IS THE popularity of body piercing merely the latest fashion or does it represent, as some sociologists believe, something more sinister?
Once the preserve of pop stars and fairground workers, body piercing, or "hardcore body modification" in sociologist-speak, has influenced the work of many top fashion designers, most notably Jean-Paul Gaultier. It can be spotted on any high street and, as the human body comes under increasing scrutiny from social and cultural theorists, it has been described by some academics as "modern primitive behaviour".
The question Paul Sweetman of Southampton University address- ed in his paper, "Marked bodies oppositional identities? Tattooing, piercing and the ambiguities of resistance", at the BSA was whether body piercing and related activities like tattooing could be regarded as deviant and subversive.

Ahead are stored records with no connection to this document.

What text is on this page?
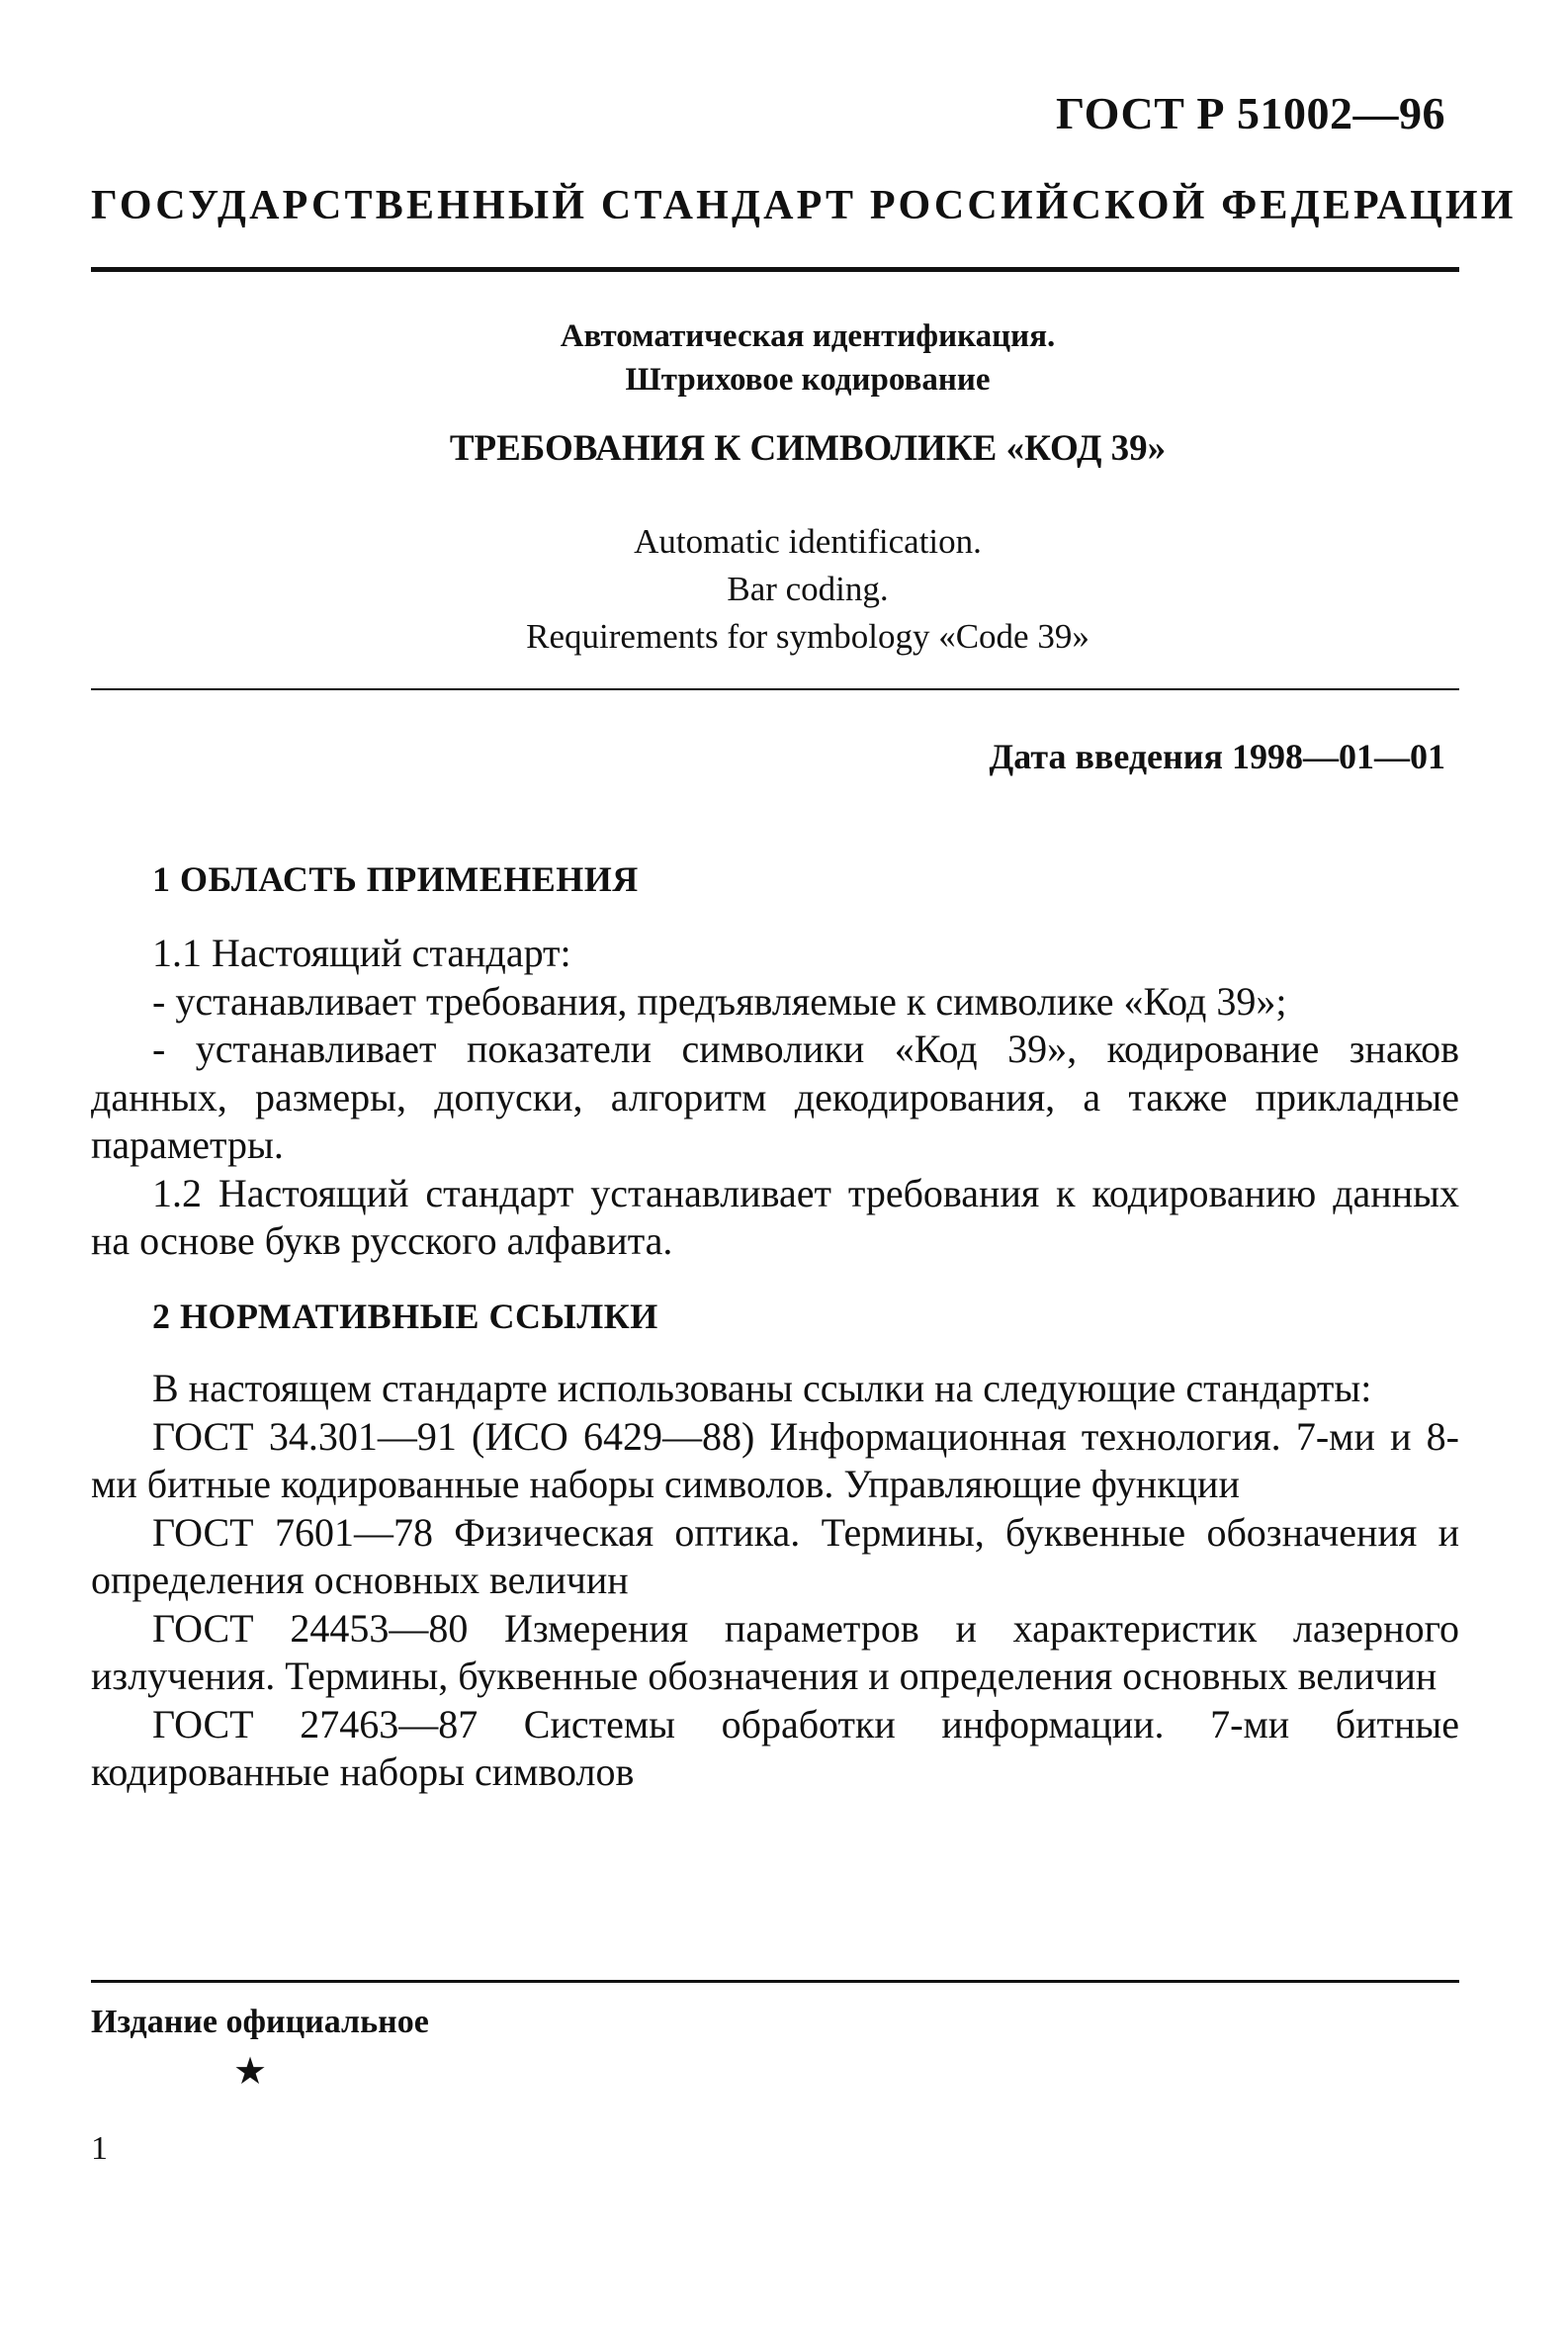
ГОСТ Р 51002—96
ГОСУДАРСТВЕННЫЙ СТАНДАРТ РОССИЙСКОЙ ФЕДЕРАЦИИ
Автоматическая идентификация.
Штриховое кодирование
ТРЕБОВАНИЯ К СИМВОЛИКЕ «КОД 39»
Automatic identification.
Bar coding.
Requirements for symbology «Code 39»
Дата введения 1998—01—01
1 ОБЛАСТЬ ПРИМЕНЕНИЯ

1.1 Настоящий стандарт:

- устанавливает требования, предъявляемые к символике «Код 39»;

- устанавливает показатели символики «Код 39», кодирование знаков данных, размеры, допуски, алгоритм декодирования, а также прикладные параметры.

1.2 Настоящий стандарт устанавливает требования к кодированию данных на основе букв русского алфавита.

2 НОРМАТИВНЫЕ ССЫЛКИ

В настоящем стандарте использованы ссылки на следующие стандарты:

ГОСТ 34.301—91 (ИСО 6429—88) Информационная технология. 7-ми и 8-ми битные кодированные наборы символов. Управляющие функции

ГОСТ 7601—78 Физическая оптика. Термины, буквенные обозначения и определения основных величин

ГОСТ 24453—80 Измерения параметров и характеристик лазерного излучения. Термины, буквенные обозначения и определения основных величин

ГОСТ 27463—87 Системы обработки информации. 7-ми битные кодированные наборы символов

Издание официальное
★
1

"Both practices violate the integrity of the body," he said. "The tattooed or pierced body arguably stands in counter opposition to the natural, unmarked bodily ideal at the heart of consumer culture."
As a form of dissent, when compared to other forms of political activity, it is pretty mild and innocuous. Could body modifiers be self-absorbed followers of fashion rather than repressed primitives trying to subvert the state? Could tattooing and piercing be simply an extension of disciplinary activities like keep fit or dieting?
Not according to Dr Sweetman. "Dieting and keep fit arguably represent a form of self-monitoring or self-regulation intended to move the body closer to the youthful, slim, athletic appeal," he said.
Piercing and tattooing represented something deeper. "The tattooed or pierced body might be said to highlight the partially socially constructed nature of all bodies, the explicit nature of the markings worn acting as a reminder that we all bear the inscriptions of gender, race and class."
In this sense Dr Sweetman added, piercing and tattooing could resist the myth of the natural body upon which a number of fundamental dichotomies of Western thought depended. "Piercing, in its penetration of the body with inert substances which may then become part of the body, can be seen to question such distinctions as organic/inorganic, body/technology or natural and artificial."
So what did people who pierced or tattooed themselves make of their behaviour? Few of the study sample related to "modern primitivism". Those who saw the activity as subversive often tended to refer to its "inherent qualities" - pain, blood and the penetration of the skin - over and above any association with non-Western cultures.